Among the more alarming stats: Most teen girls (57%) felt persistently sad or hopeless in 2021, which is double the rate for teen boys (29%). Nearly one in three teen girls seriously considered attempting suicide.
Teenage angst and apathy are not some novel social development. Every generation has their own version of hormonal uprising — and yes, the inevitable adult handwringing that goes with it.
The boomers cut their teeth on rock ’n’ roll and “Rebel Without a Cause.” When I was in high school, bands of sullen, shaggy-haired kids pledged their allegiance to the music and hopelessness of Kurt Cobain.
Being an emo teenager has always been a rite of passage, but it’s increasingly becoming a crisis.
So what the hell has changed? Well, just about everything.
Today’s kids are emerging from the upending and isolating COVID lockdowns. They are more medicated than ever, and they live a large portion of their lives online. And it’s hard to dispute that the internet and social media have greased the slide into the abyss — especially for vulnerable young people.
Study after study has proven this, including the 2020 findings that Instagram was wreaking havoc on the mental state of girls.
And yet, no one has intervened in a meaningful way.
Whatever your poison — depression, eating disorders or gender confusion — you’ll find it on some corner of the internet. There are subreddits, TikToks and YouTube videos that cater to them all, creating a feedback loop that can be virtually inescapable.
Online, teens are fed the cynical ideas that capitalism sucks — they’re either the oppressors or the oppressed — language is violence and, if they make it out of their teen years, climate change is waiting to wallop them with the death blow.
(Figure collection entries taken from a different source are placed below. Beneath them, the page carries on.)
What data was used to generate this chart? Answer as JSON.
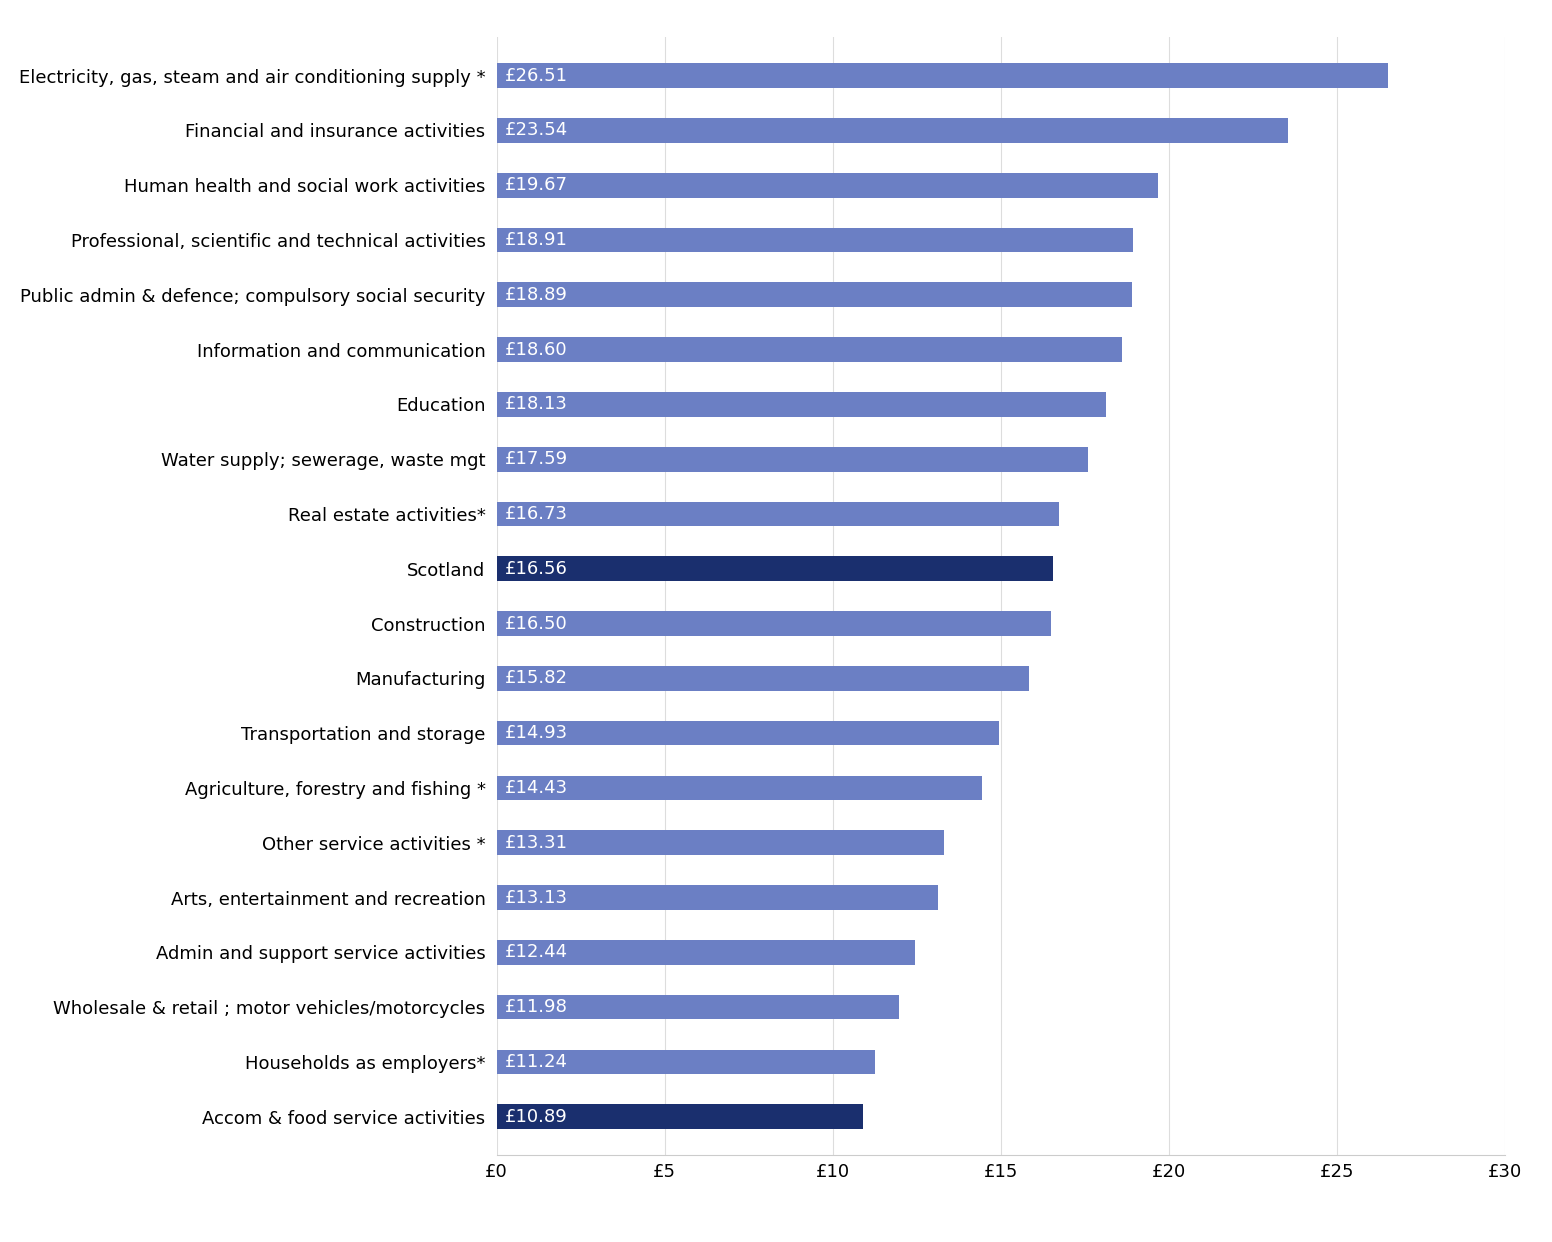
{
  "categories": [
    "Accom & food service activities",
    "Households as employers*",
    "Wholesale & retail ; motor vehicles/motorcycles",
    "Admin and support service activities",
    "Arts, entertainment and recreation",
    "Other service activities *",
    "Agriculture, forestry and fishing *",
    "Transportation and storage",
    "Manufacturing",
    "Construction",
    "Scotland",
    "Real estate activities*",
    "Water supply; sewerage, waste mgt",
    "Education",
    "Information and communication",
    "Public admin & defence; compulsory social security",
    "Professional, scientific and technical activities",
    "Human health and social work activities",
    "Financial and insurance activities",
    "Electricity, gas, steam and air conditioning supply *"
  ],
  "values": [
    10.89,
    11.24,
    11.98,
    12.44,
    13.13,
    13.31,
    14.43,
    14.93,
    15.82,
    16.5,
    16.56,
    16.73,
    17.59,
    18.13,
    18.6,
    18.89,
    18.91,
    19.67,
    23.54,
    26.51
  ],
  "labels": [
    "£10.89",
    "£11.24",
    "£11.98",
    "£12.44",
    "£13.13",
    "£13.31",
    "£14.43",
    "£14.93",
    "£15.82",
    "£16.50",
    "£16.56",
    "£16.73",
    "£17.59",
    "£18.13",
    "£18.60",
    "£18.89",
    "£18.91",
    "£19.67",
    "£23.54",
    "£26.51"
  ],
  "bar_colors": [
    "#1a2f6e",
    "#6b7fc4",
    "#6b7fc4",
    "#6b7fc4",
    "#6b7fc4",
    "#6b7fc4",
    "#6b7fc4",
    "#6b7fc4",
    "#6b7fc4",
    "#6b7fc4",
    "#1a2f6e",
    "#6b7fc4",
    "#6b7fc4",
    "#6b7fc4",
    "#6b7fc4",
    "#6b7fc4",
    "#6b7fc4",
    "#6b7fc4",
    "#6b7fc4",
    "#6b7fc4"
  ],
  "xlim": [
    0,
    30
  ],
  "xticks": [
    0,
    5,
    10,
    15,
    20,
    25,
    30
  ],
  "xticklabels": [
    "£0",
    "£5",
    "£10",
    "£15",
    "£20",
    "£25",
    "£30"
  ],
  "background_color": "#ffffff",
  "label_color": "#ffffff",
  "label_fontsize": 13,
  "category_fontsize": 13,
  "tick_fontsize": 13
}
No wonder these kids are paralyzed by anxiety.
These sites and platforms also work to supplant parents as gatekeepers. Instead of reaching out to adults for help, kids can find an array of self-anointed “therapists” inside their phone — many of them monsters selling malleable teens on fringe ideas. And of course there’s the weird fetishization of mental illness, including the swathe of girls on TikTok presenting symptoms of Tourette Syndrome.
Previous generations had to pick up a book or play a record to help define the vague despair they felt. It took effort to have some introspection — something that is healthy in small doses.
Now, kids have doomscrolling on demand and information overload.
But one doesn’t need to read an alarming study from the CDC to know there’s a mental health crisis for young people in this country. You just have to read the newspaper. In the last two weeks, stomach-turning videos have emerged, one of a 9-year-old girl being attacked on a school bus by a 15-year-old boy. Then there’s the tragic case of 14-year-old Adriana Kuch, who took her own life after she was beaten by bullies in the hallway of her New Jersey school and the video was disseminated on social media.
So even if you can control how your kid uses the internet, you can’t control how it will be used against your kid.
These statistics should serve as a wake-up call to adults to take more of an assertive role in moderating internet use. We know we can’t shut off the internet and send kids out into the world with flip phones.
But we can focus on sharpening their coping skills instead of constantly reminding them of their own fragility.
We’re so quick to teach kids to “be kind” that we’re forgetting to also teach them to be tough. While it won’t inoculate them from all the teenage ills, thick skin is a good tool to have in the arsenal.